Selam/ wrote: ↑09 Oct 2022, 20:43
Horus - You got this one right.
If Abiy doesn’t deal with the constitutional confusion of the tribal system before the next election, his electrification, reforestation, transportation, wheat germination, urbanization, modernization, etc efforts will be compromised.
May I ask you about how the development efforts of anybody in the country, be that the PM or anybody else, could be compromised, if you could explain?
Who is going to prefer underdevelopment to a development with a rational state of mind and why, not only in Ethiopia but anywhere else in this world?
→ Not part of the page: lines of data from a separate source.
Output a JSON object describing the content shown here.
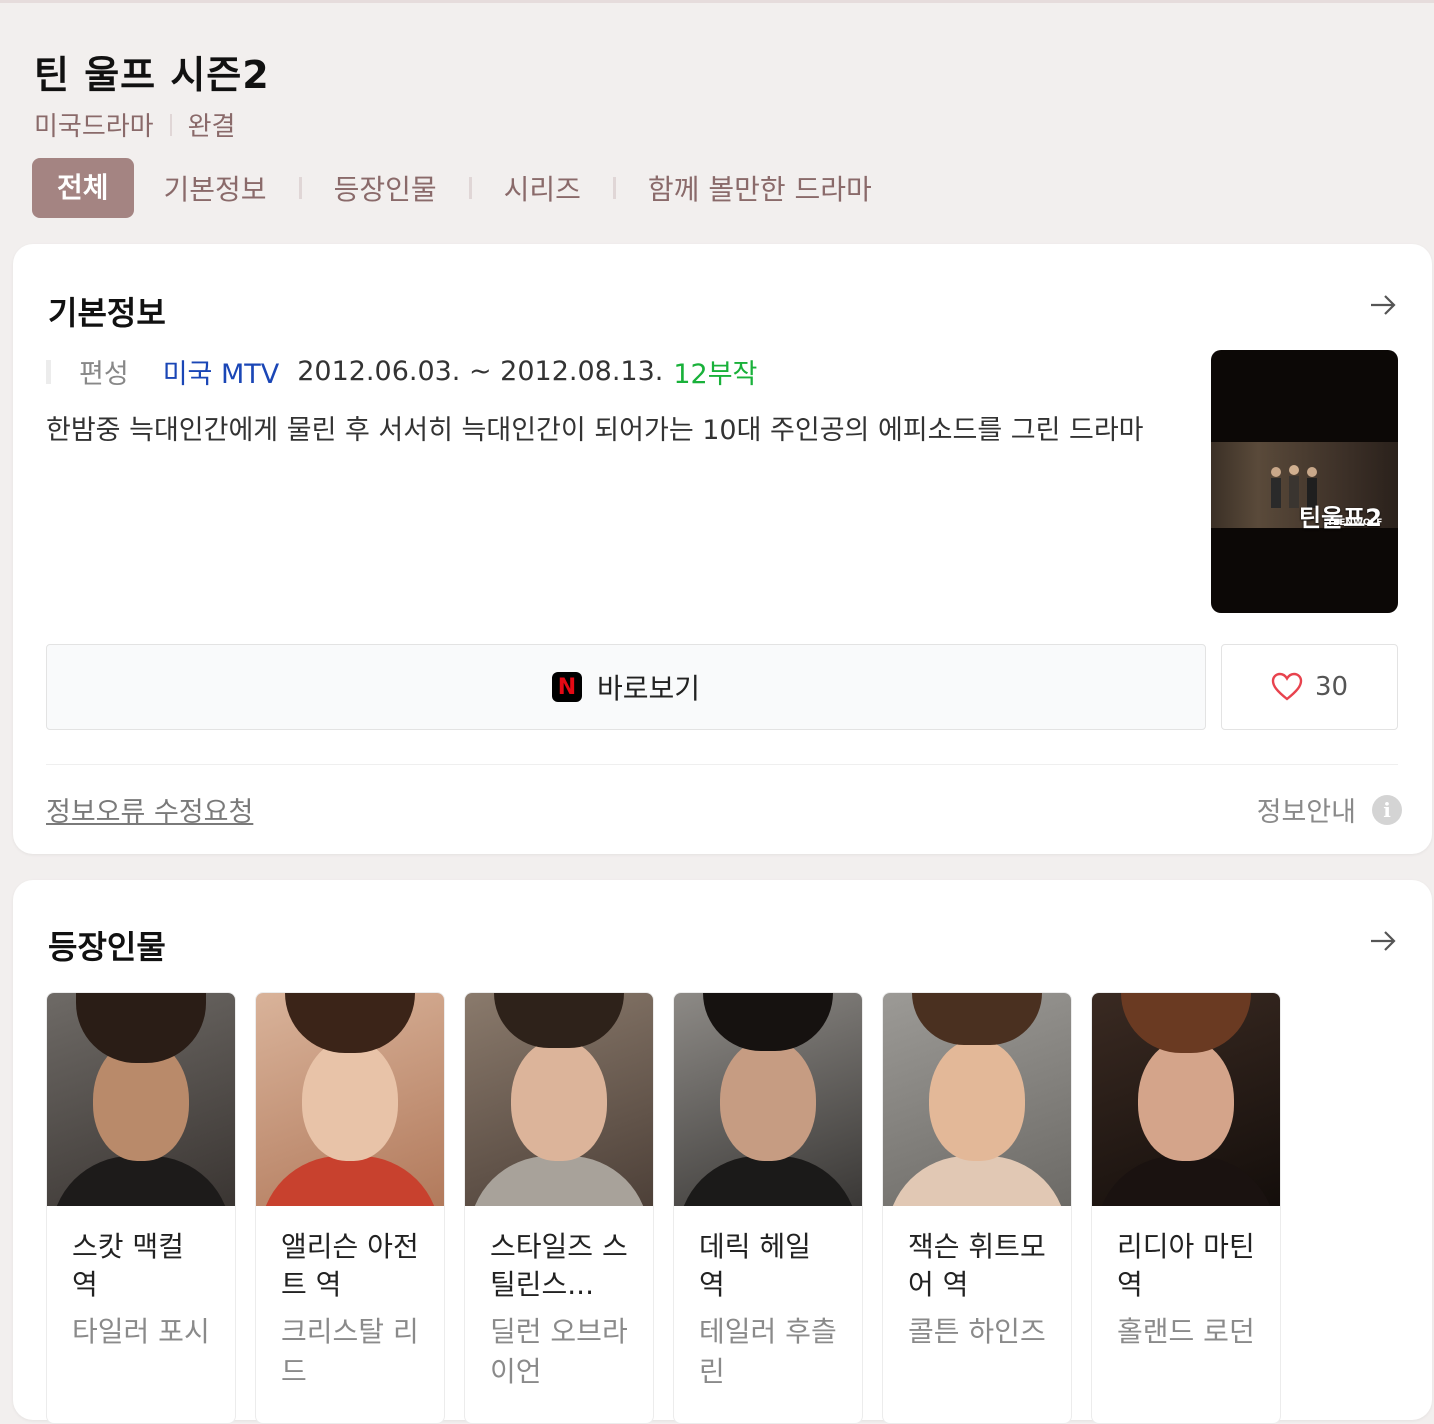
{
  "header": {
    "title": "틴 울프 시즌2",
    "category": "미국드라마",
    "status": "완결"
  },
  "tabs": [
    {
      "label": "전체",
      "active": true
    },
    {
      "label": "기본정보",
      "active": false
    },
    {
      "label": "등장인물",
      "active": false
    },
    {
      "label": "시리즈",
      "active": false
    },
    {
      "label": "함께 볼만한 드라마",
      "active": false
    }
  ],
  "basic_info": {
    "title": "기본정보",
    "schedule_label": "편성",
    "channel": "미국 MTV",
    "dates": "2012.06.03. ~ 2012.08.13.",
    "episodes": "12부작",
    "description": "한밤중 늑대인간에게 물린 후 서서히 늑대인간이 되어가는 10대 주인공의 에피소드를 그린 드라마",
    "poster_logo": "틴울프2",
    "poster_sub": "TEENWOLF",
    "watch_label": "바로보기",
    "watch_icon": "N",
    "like_count": "30",
    "report_link": "정보오류 수정요청",
    "info_guide": "정보안내",
    "info_icon": "i"
  },
  "cast": {
    "title": "등장인물",
    "members": [
      {
        "role": "스캇 맥컬 역",
        "actor": "타일러 포시"
      },
      {
        "role": "앨리슨 아전트 역",
        "actor": "크리스탈 리드"
      },
      {
        "role": "스타일즈 스틸린스...",
        "actor": "딜런 오브라이언"
      },
      {
        "role": "데릭 헤일 역",
        "actor": "테일러 후츨린"
      },
      {
        "role": "잭슨 휘트모어 역",
        "actor": "콜튼 하인즈"
      },
      {
        "role": "리디아 마틴 역",
        "actor": "홀랜드 로던"
      }
    ]
  },
  "colors": {
    "accent": "#a48482",
    "link": "#1a46b6",
    "episodes": "#19b13a",
    "heart": "#e8434e"
  }
}
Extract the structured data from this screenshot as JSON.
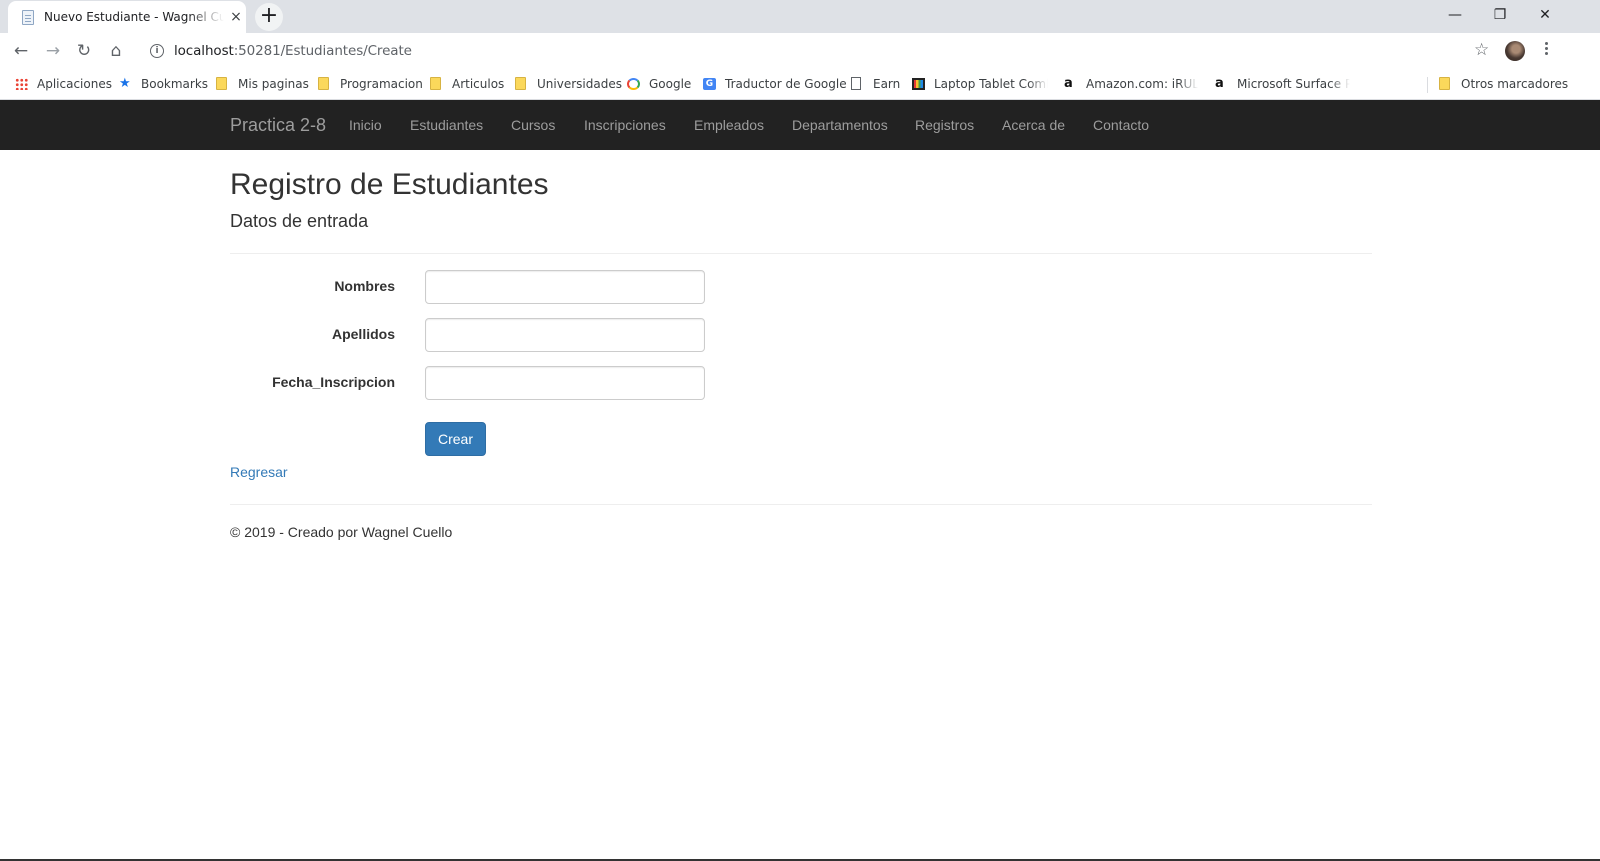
{
  "browser": {
    "tab_title": "Nuevo Estudiante - Wagnel Cuello",
    "tab_close": "×",
    "new_tab": "+",
    "window_controls": [
      "—",
      "❐",
      "✕"
    ],
    "nav": {
      "back": "←",
      "forward": "→",
      "reload": "↻",
      "home": "⌂"
    },
    "url_host": "localhost",
    "url_rest": ":50281/Estudiantes/Create",
    "bookmarks": [
      {
        "label": "Aplicaciones",
        "icon": "apps-icon"
      },
      {
        "label": "Bookmarks",
        "icon": "star-icon"
      },
      {
        "label": "Mis paginas",
        "icon": "folder-icon"
      },
      {
        "label": "Programacion",
        "icon": "folder-icon"
      },
      {
        "label": "Articulos",
        "icon": "folder-icon"
      },
      {
        "label": "Universidades",
        "icon": "folder-icon"
      },
      {
        "label": "Google",
        "icon": "google-icon"
      },
      {
        "label": "Traductor de Google",
        "icon": "google-translate-icon"
      },
      {
        "label": "Earn",
        "icon": "page-icon"
      },
      {
        "label": "Laptop Tablet Combo",
        "icon": "tv-icon"
      },
      {
        "label": "Amazon.com: iRULU",
        "icon": "amazon-icon"
      },
      {
        "label": "Microsoft Surface Pro",
        "icon": "amazon-icon"
      }
    ],
    "other_bookmarks": "Otros marcadores"
  },
  "navbar": {
    "brand": "Practica 2-8",
    "items": [
      "Inicio",
      "Estudiantes",
      "Cursos",
      "Inscripciones",
      "Empleados",
      "Departamentos",
      "Registros",
      "Acerca de",
      "Contacto"
    ]
  },
  "page": {
    "title": "Registro de Estudiantes",
    "subtitle": "Datos de entrada",
    "fields": [
      {
        "label": "Nombres",
        "value": ""
      },
      {
        "label": "Apellidos",
        "value": ""
      },
      {
        "label": "Fecha_Inscripcion",
        "value": ""
      }
    ],
    "submit_label": "Crear",
    "back_link": "Regresar",
    "footer": "© 2019 - Creado por Wagnel Cuello"
  },
  "colors": {
    "navbar_bg": "#222222",
    "navbar_text": "#9d9d9d",
    "primary": "#337ab7",
    "link": "#337ab7"
  }
}
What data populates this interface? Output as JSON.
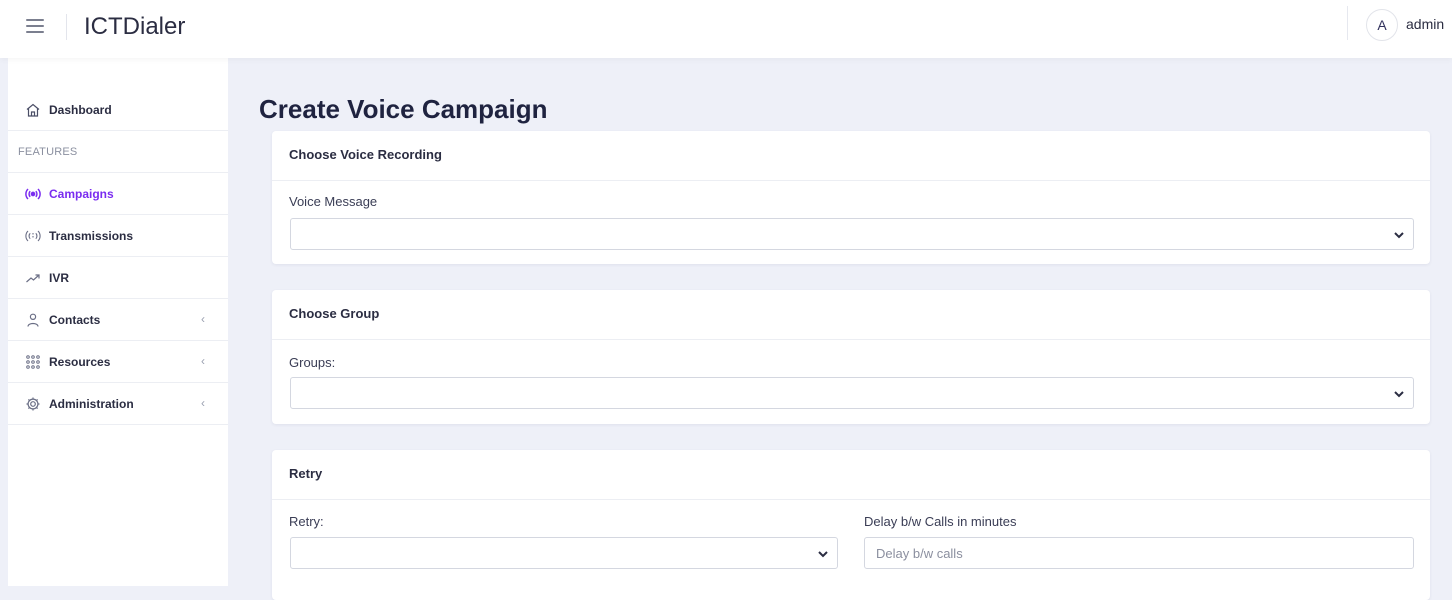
{
  "app": {
    "title": "ICTDialer"
  },
  "user": {
    "avatar_letter": "A",
    "name": "admin"
  },
  "sidebar": {
    "items": [
      {
        "label": "Dashboard",
        "icon": "home-icon"
      },
      {
        "label": "FEATURES"
      },
      {
        "label": "Campaigns",
        "icon": "broadcast-icon",
        "active": true
      },
      {
        "label": "Transmissions",
        "icon": "signal-icon"
      },
      {
        "label": "IVR",
        "icon": "trending-up-icon"
      },
      {
        "label": "Contacts",
        "icon": "user-icon",
        "expandable": true
      },
      {
        "label": "Resources",
        "icon": "grid-icon",
        "expandable": true
      },
      {
        "label": "Administration",
        "icon": "gear-icon",
        "expandable": true
      }
    ],
    "chevron": "‹"
  },
  "page": {
    "title": "Create Voice Campaign"
  },
  "cards": {
    "voice": {
      "header": "Choose Voice Recording",
      "label": "Voice Message",
      "value": ""
    },
    "group": {
      "header": "Choose Group",
      "label": "Groups:",
      "value": ""
    },
    "retry": {
      "header": "Retry",
      "retry_label": "Retry:",
      "retry_value": "",
      "delay_label": "Delay b/w Calls in minutes",
      "delay_placeholder": "Delay b/w calls",
      "delay_value": ""
    }
  },
  "colors": {
    "accent": "#7a2cf0",
    "background": "#eef0f8",
    "text": "#2b2d42"
  }
}
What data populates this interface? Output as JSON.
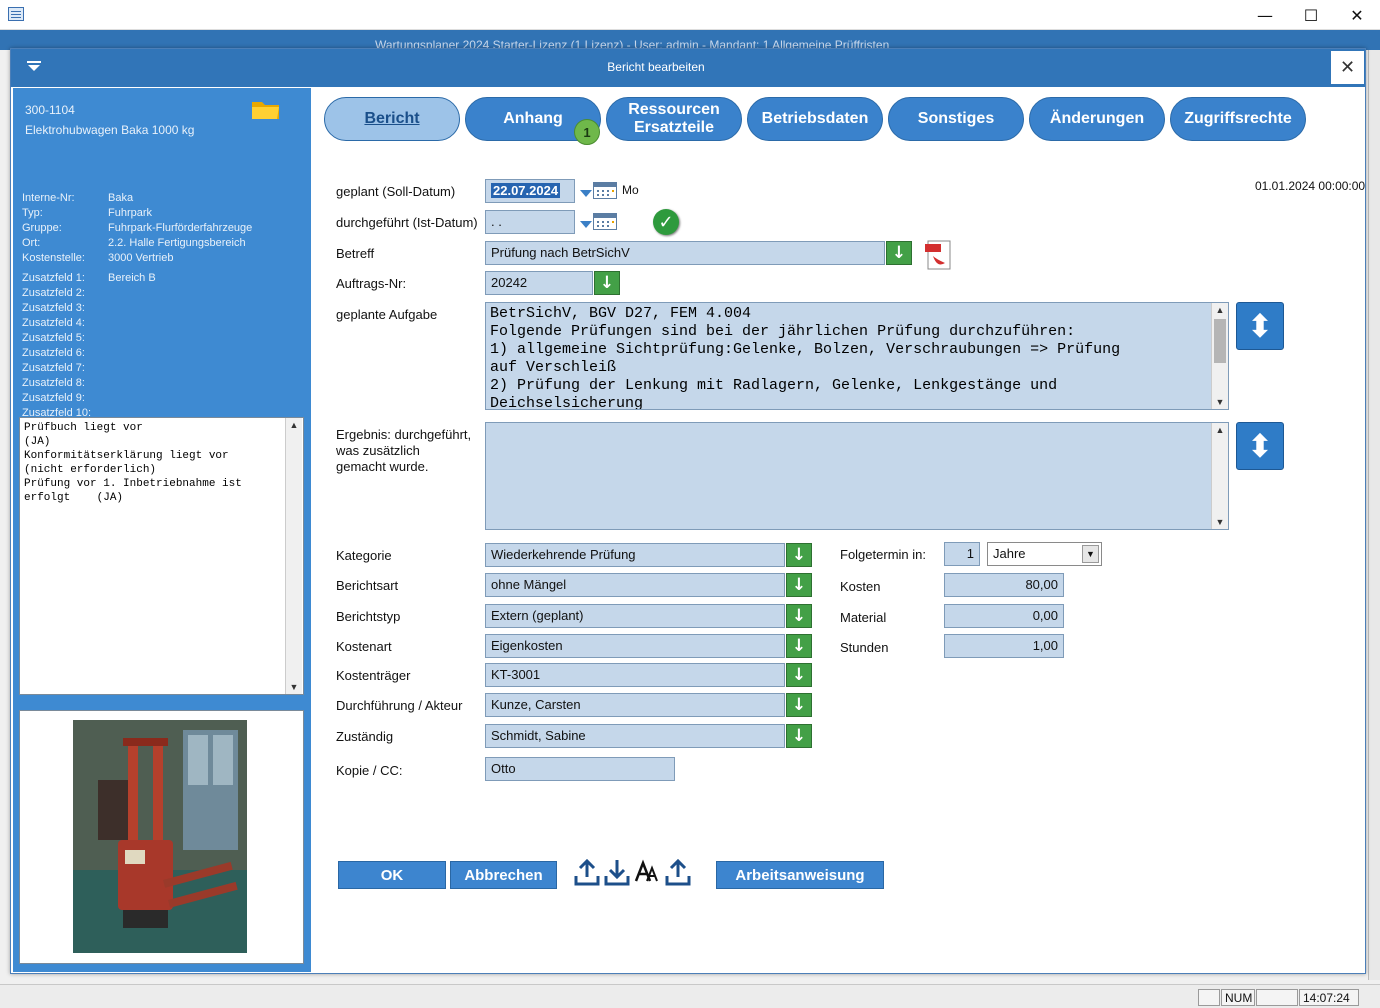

The video Horus shared indicates that the country is overcoming the decades old dependency on foreign aid and now poised to export the surplus to the outside world itself, which is said was unseen for at least the last 50 years or so?
If no rational mind will ever be choosing a dependency on others over self-sufficiency, which rational mind do you have to suggest that Ethiopians will going to compromise their own self-sufficiency?
Wheather "constitutional confusion" is real or just your perception I am not convinced that Abiy Ahmed is in a position to change it, he has no power for that, what so ever.
He is there to serve the constitution (accountable to it), not the constitution is acceptable to the PM.
Constitution can be changed by a democratic means in a democratic society, but there is no means designed for a PM of a parliamentary democracy to change the constitution. You can correct me, if you know one.
Horus is never tired to confuse his gullible readers by suggesting the PM should change the constitution, probably to try to compensate for the failure on the democratic arena of his camp.
He claims tirelessly that he is a student of social science and with that also of political science, but if I ask him a simple question how is the PM supposed to change the constitution, then he simply mutes.
In my view in fact it is not even the PM that is directly accountable to the constitution rather it is the party which he represents that is directly accountable to the constitution and the PM himself is in turn accountable to the party he represents in the government.
The party can dismiss the PM from power any time it deemed necessary to do so.
Further the call for constitutional change is not much different in substance from the never ending call for a transitional government in the country, which would have automatically suspended the constitution, if it were to succeed.
In that sense your uncalled for and unfounded call for "compromise" is the same old and tired call for TG in Ethiopia, a step backward and the majority has said to that, thanks but no thanks.